According to many, it was this event that prompted the artist to write the self-portrait “Thinking about Death.” Not wanting to stay locked up at home, as was the case before, when Frida was very ill, Kahlo was often visited by thoughts of death.

According to ancient Mexican beliefs, death means both new life and birth, which is exactly what Frida, who was already giving up, lacked. In this self-portrait, death is presented against a detailed general background composed of thorn branches. Kahlo borrows this symbol from pre-Hispanic mythology, through which it indicates rebirth following death. For death is the road to another life.

Viva la Vida

In 1950, Frida underwent 7 spinal surgeries. She spent nine whole months in a hospital bed, which had already become an everyday part of life. There was no choice - the artist remained in a wheelchair. Fate continued to present its tricky gifts. A year before her death, in 1953, her right leg was amputated to stop the development of gangrene. At the same time, in Mexico City, in her homeland, the first personal exhibition opened, incorporating all the fruits of pain
and tests. Frida could not come to the opening, relying on her own strength; she was taken to the entrance by an ambulance. As always, she remained cheerful, the artist held a cigarette in one hand, and a glass of her favorite tequila in the other.

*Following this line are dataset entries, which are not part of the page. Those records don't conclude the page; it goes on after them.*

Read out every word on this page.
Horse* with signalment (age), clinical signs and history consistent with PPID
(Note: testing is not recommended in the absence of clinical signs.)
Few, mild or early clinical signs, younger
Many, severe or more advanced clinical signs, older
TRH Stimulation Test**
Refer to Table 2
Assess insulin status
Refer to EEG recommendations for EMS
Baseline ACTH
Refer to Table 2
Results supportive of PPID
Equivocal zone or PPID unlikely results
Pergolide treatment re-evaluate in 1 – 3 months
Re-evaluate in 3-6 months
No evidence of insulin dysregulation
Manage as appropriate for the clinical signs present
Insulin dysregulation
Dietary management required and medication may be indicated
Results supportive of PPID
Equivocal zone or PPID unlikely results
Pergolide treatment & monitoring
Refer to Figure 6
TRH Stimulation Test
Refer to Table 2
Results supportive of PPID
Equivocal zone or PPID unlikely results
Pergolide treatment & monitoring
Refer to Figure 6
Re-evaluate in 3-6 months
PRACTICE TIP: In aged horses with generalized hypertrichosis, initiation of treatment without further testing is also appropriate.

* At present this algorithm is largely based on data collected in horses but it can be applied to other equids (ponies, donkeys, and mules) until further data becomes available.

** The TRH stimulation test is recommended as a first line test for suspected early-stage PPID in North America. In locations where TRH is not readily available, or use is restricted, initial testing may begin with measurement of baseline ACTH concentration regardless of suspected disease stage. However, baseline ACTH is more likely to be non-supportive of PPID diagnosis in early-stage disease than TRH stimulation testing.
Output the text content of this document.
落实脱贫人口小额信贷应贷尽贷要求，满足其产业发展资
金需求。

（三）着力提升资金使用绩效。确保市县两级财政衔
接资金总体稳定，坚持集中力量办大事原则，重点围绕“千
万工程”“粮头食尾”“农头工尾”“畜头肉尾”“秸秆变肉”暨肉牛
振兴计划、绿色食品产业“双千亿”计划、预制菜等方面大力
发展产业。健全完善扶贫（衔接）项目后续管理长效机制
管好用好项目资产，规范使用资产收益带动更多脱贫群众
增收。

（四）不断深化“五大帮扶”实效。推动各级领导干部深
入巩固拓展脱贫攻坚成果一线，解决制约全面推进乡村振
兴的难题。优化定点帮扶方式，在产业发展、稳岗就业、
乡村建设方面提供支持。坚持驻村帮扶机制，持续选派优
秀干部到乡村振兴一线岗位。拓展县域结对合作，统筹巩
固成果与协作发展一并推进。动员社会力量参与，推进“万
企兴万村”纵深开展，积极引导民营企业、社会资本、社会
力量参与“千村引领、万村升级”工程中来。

A week before her death, Frida Kahlo wrote last picture"Long live life." A bright still life that reflected Frida’s attitude to life and death. And despite the pain, even in her hour of death, Kahlo chose life.

Frida Kahlo died in the house where she was born at the age of 47.

Of course, in the above description, not all paintings and panels that in one way or another relate to the theme of death are presented to the audience. This is only a small part of what has been written. But even thanks to the six paintings described here, one can get a brief idea of ​​the personality and life of the magnificent Mexican artist Frida Kahlo, who carried pain and courage on her shoulders and climbed the Calvary of life with courage.